Konon, Alas Roban merupakan lokasi kerja paksa pembangunan Jalan Raya Pos Anyer–Banyuwangi pada era Gubernur Jenderal Daendels yang menelan ratusan korban jiwa. Kawasan ini juga kerap dikaitkan dengan peristiwa Penembak Misterius (Petrus) pada era 1980-an, yang menambah aura mencekam hutan tersebut.

Kisah horor penuh misteri inilah yang kini divisualkan oleh sutradara Hadrah Daeng Ratu melalui film terbarunya berjudul Alas Roban. Dalam film ini, Hadrah mengajak penonton menyelami sisi gelap jalur legendaris yang sarat mitos dan kepercayaan lokal.

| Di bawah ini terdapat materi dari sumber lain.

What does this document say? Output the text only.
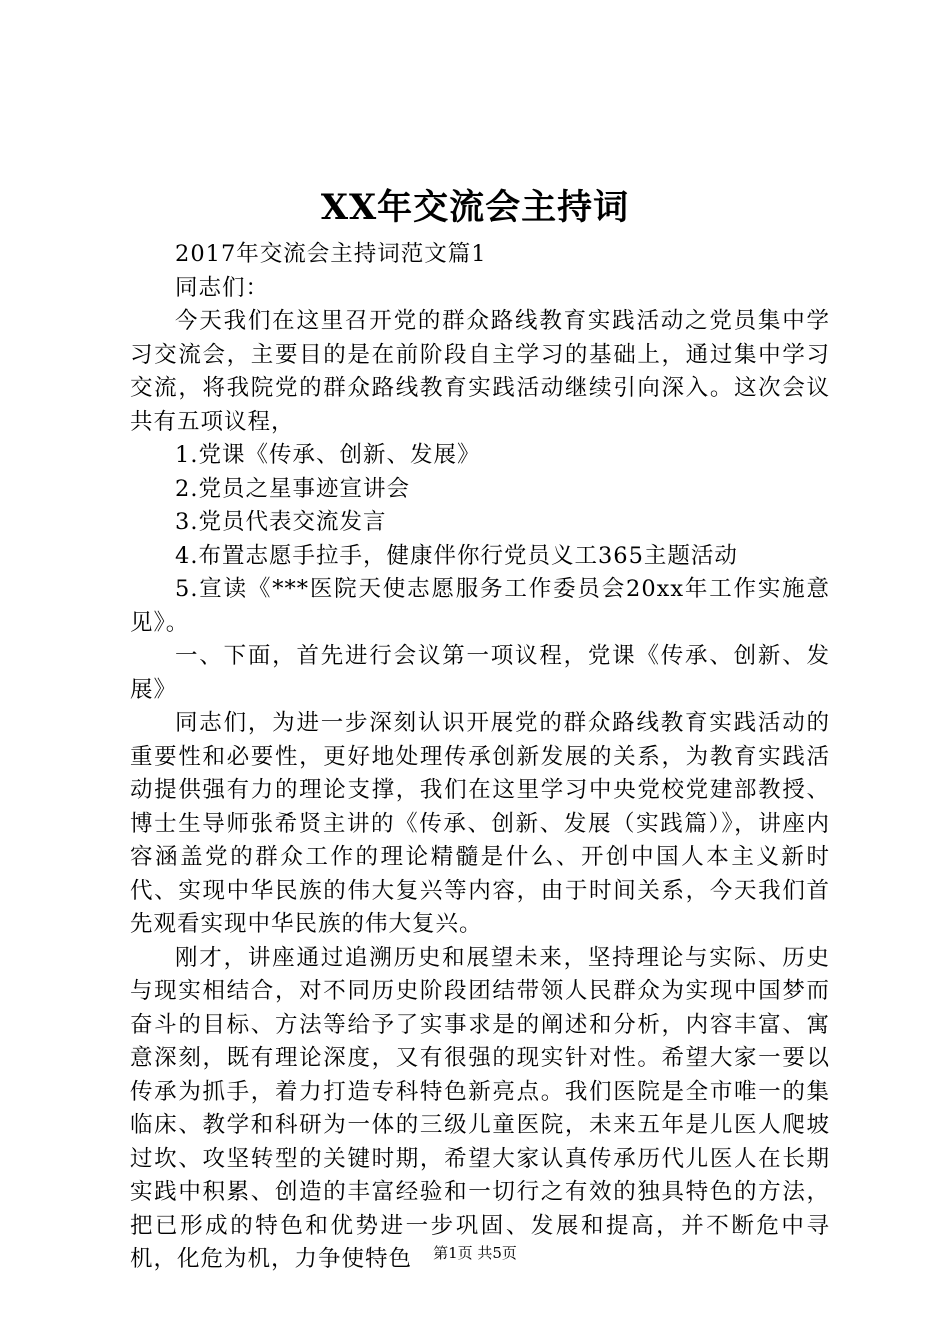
XX年交流会主持词

2017年交流会主持词范文篇1

同志们：

今天我们在这里召开党的群众路线教育实践活动之党员集中学习交流会，主要目的是在前阶段自主学习的基础上，通过集中学习交流，将我院党的群众路线教育实践活动继续引向深入。这次会议共有五项议程，

1.党课《传承、创新、发展》

2.党员之星事迹宣讲会

3.党员代表交流发言

4.布置志愿手拉手，健康伴你行党员义工365主题活动

5.宣读《***医院天使志愿服务工作委员会20xx年工作实施意见》。

一、下面，首先进行会议第一项议程，党课《传承、创新、发展》

同志们，为进一步深刻认识开展党的群众路线教育实践活动的重要性和必要性，更好地处理传承创新发展的关系，为教育实践活动提供强有力的理论支撑，我们在这里学习中央党校党建部教授、博士生导师张希贤主讲的《传承、创新、发展（实践篇）》，讲座内容涵盖党的群众工作的理论精髓是什么、开创中国人本主义新时代、实现中华民族的伟大复兴等内容，由于时间关系，今天我们首先观看实现中华民族的伟大复兴。

刚才，讲座通过追溯历史和展望未来，坚持理论与实际、历史与现实相结合，对不同历史阶段团结带领人民群众为实现中国梦而奋斗的目标、方法等给予了实事求是的阐述和分析，内容丰富、寓意深刻，既有理论深度，又有很强的现实针对性。希望大家一要以传承为抓手，着力打造专科特色新亮点。我们医院是全市唯一的集临床、教学和科研为一体的三级儿童医院，未来五年是儿医人爬坡过坎、攻坚转型的关键时期，希望大家认真传承历代儿医人在长期实践中积累、创造的丰富经验和一切行之有效的独具特色的方法，把已形成的特色和优势进一步巩固、发展和提高，并不断危中寻机，化危为机，力争使特色	第1页 共5页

“Saya ingin menghadirkan sisi gelap jalur paling angker di Jawa Tengah. Penonton saya ajak menyelami peristiwa paling mengerikan yang dipercaya pernah terjadi di sana,” ujar Hadrah Daeng Ratu usai gala premiere film Alas Roban di XXI Epicentrum Walk, Jakarta, baru-baru ini.

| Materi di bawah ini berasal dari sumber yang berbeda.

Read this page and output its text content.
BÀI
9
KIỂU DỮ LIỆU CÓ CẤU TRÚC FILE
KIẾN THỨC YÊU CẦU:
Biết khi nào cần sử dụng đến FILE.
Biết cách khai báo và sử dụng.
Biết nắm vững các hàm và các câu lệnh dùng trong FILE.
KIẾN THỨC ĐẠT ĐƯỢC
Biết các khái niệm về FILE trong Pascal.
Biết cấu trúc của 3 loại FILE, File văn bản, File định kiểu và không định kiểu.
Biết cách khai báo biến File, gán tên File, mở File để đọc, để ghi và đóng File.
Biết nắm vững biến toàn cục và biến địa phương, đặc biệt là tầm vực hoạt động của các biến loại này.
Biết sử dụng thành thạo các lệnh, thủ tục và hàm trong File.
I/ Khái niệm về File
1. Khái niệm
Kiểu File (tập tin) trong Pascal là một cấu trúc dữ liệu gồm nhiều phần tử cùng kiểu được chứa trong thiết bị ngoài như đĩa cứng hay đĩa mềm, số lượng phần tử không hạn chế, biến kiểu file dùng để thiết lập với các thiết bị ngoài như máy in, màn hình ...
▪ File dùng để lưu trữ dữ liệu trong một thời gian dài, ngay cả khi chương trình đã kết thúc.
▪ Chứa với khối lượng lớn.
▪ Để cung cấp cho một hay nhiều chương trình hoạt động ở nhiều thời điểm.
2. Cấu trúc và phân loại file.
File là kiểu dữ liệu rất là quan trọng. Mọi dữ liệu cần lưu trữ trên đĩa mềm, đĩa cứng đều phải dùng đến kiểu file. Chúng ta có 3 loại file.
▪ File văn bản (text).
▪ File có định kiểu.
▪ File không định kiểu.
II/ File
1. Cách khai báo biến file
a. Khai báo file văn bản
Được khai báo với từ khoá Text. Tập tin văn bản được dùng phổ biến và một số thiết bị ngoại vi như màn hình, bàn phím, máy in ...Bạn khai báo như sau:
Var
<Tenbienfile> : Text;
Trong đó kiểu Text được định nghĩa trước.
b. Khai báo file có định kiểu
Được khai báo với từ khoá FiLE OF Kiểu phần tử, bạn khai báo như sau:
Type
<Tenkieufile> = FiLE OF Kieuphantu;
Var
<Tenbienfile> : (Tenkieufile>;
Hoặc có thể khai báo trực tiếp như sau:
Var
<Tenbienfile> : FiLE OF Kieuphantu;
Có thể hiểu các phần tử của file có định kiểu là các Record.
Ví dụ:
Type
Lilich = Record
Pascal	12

Film ini mengisahkan Sita, seorang ibu tunggal asal Pekalongan yang diterima bekerja di sebuah rumah sakit di Semarang. Ia pindah bersama putrinya, Gendis, yang memiliki keterbatasan penglihatan. Perjalanan mereka menggunakan bus terakhir menuju Semarang justru menjadi awal mimpi buruk.

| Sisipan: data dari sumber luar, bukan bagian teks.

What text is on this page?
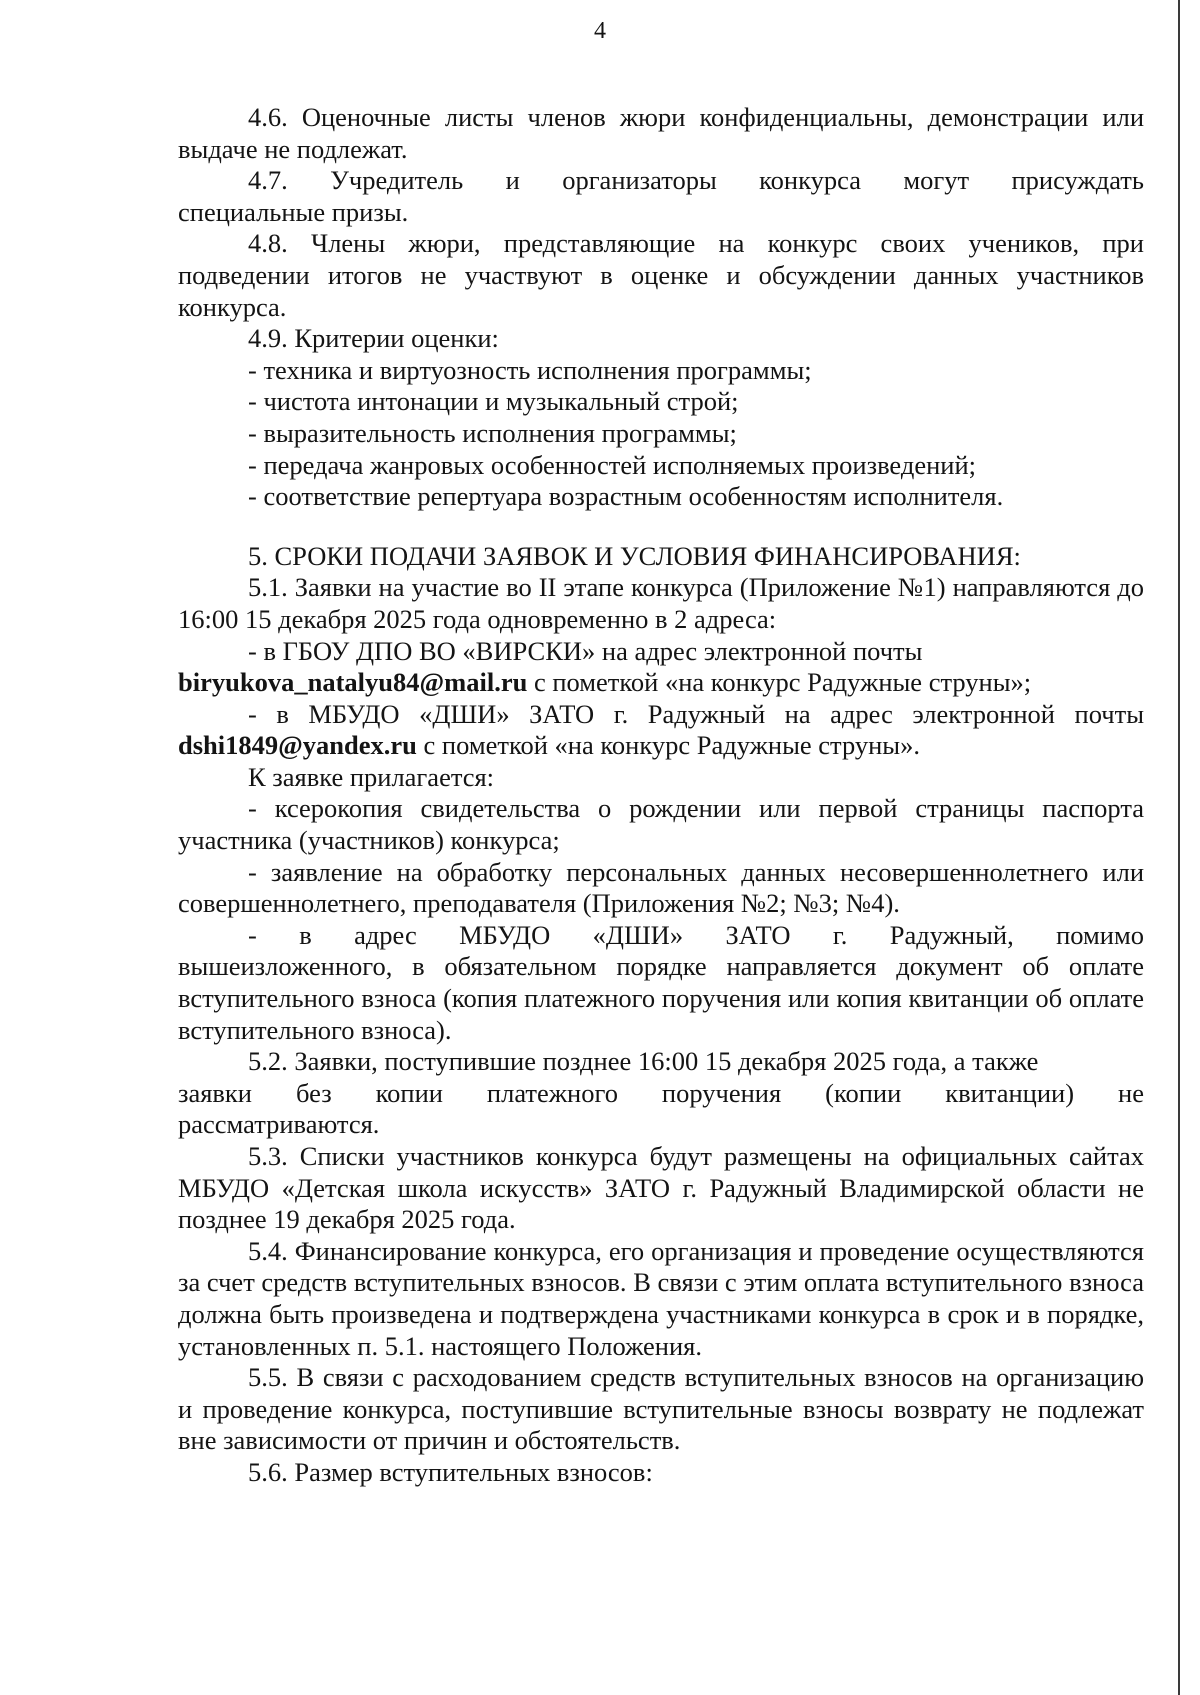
4

4.6. Оценочные листы членов жюри конфиденциальны, демонстрации или выдаче не подлежат.

4.7. Учредитель и организаторы конкурса могут присуждать
специальные призы.

4.8. Члены жюри, представляющие на конкурс своих учеников, при подведении итогов не участвуют в оценке и обсуждении данных участников конкурса.

4.9. Критерии оценки:

- техника и виртуозность исполнения программы;
- чистота интонации и музыкальный строй;
- выразительность исполнения программы;
- передача жанровых особенностей исполняемых произведений;
- соответствие репертуара возрастным особенностям исполнителя.
5. СРОКИ ПОДАЧИ ЗАЯВОК И УСЛОВИЯ ФИНАНСИРОВАНИЯ:

5.1. Заявки на участие во II этапе конкурса (Приложение №1) направляются до 16:00 15 декабря 2025 года одновременно в 2 адреса:

- в ГБОУ ДПО ВО «ВИРСКИ» на адрес электронной почты
biryukova_natalyu84@mail.ru с пометкой «на конкурс Радужные струны»;

- в МБУДО «ДШИ» ЗАТО г. Радужный на адрес электронной почты dshi1849@yandex.ru с пометкой «на конкурс Радужные струны».

К заявке прилагается:

- ксерокопия свидетельства о рождении или первой страницы паспорта участника (участников) конкурса;

- заявление на обработку персональных данных несовершеннолетнего или совершеннолетнего, преподавателя (Приложения №2; №3; №4).

- в адрес МБУДО «ДШИ» ЗАТО г. Радужный, помимо

вышеизложенного, в обязательном порядке направляется документ об оплате вступительного взноса (копия платежного поручения или копия квитанции об оплате вступительного взноса).

5.2. Заявки, поступившие позднее 16:00 15 декабря 2025 года, а также
заявки без копии платежного поручения (копии квитанции) не
рассматриваются.

5.3. Списки участников конкурса будут размещены на официальных сайтах МБУДО «Детская школа искусств» ЗАТО г. Радужный Владимирской области не позднее 19 декабря 2025 года.

5.4. Финансирование конкурса, его организация и проведение осуществляются за счет средств вступительных взносов. В связи с этим оплата вступительного взноса должна быть произведена и подтверждена участниками конкурса в срок и в порядке, установленных п. 5.1. настоящего Положения.

5.5. В связи с расходованием средств вступительных взносов на организацию и проведение конкурса, поступившие вступительные взносы возврату не подлежат вне зависимости от причин и обстоятельств.

5.6. Размер вступительных взносов:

Saat bus melintasi tanjakan curam dan hutan angker Alas Roban, kendaraan mendadak mogok. Dalam kondisi darurat, Gendis meminta izin untuk buang air kecil di sebuah warung di tengah hutan. Sejak saat itu, kejadian-kejadian aneh mulai terjadi. Gendis tiba-tiba kerasukan dan menggambar simbol-simbol misterius berupa sosok kera putih yang ditemuinya di hutan jati lebat.

Ketakutan, Sita meminta bantuan Bu Emah, penjaga spiritual hutan Alas Roban. Atas saran Bu Emah, Gendis harus menjalani sebuah ritual khusus di kawasan Alas Roban demi keselamatannya. Demi sang anak, Sita pun menuruti saran tersebut, meski harus menghadapi teror yang semakin mengerikan.

Produser Oswin Bonifanz menjelaskan bahwa Alas Roban terinspirasi dari legenda urban yang hingga kini masih dipercaya oleh masyarakat sekitar dan para sopir bus lintas Jawa Tengah.

“Film ini memadukan mitos, legenda urban, dan kepercayaan yang hidup di tengah masyarakat. Banyak cerita dari sopir dan warga yang menjadi dasar pengembangan kisahnya,” ungkap Oswin.

Diproduksi oleh Narasi, Unlimited, dan Legacy, film Alas Roban dibintangi oleh deretan aktor dan aktris papan atas seperti Michele Ziudith, Rio Dewanto, Taskya Namya, Fara Shakila, Imelda Therinne, Rukman Rosadi, Dewi Pakis, Saputra Kori, Agus Kuncoro, dan Della Dartyan.

Film horor penuh misteri ini dijadwalkan tayang serentak di bioskop seluruh Indonesia mulai 15 Januari 2025.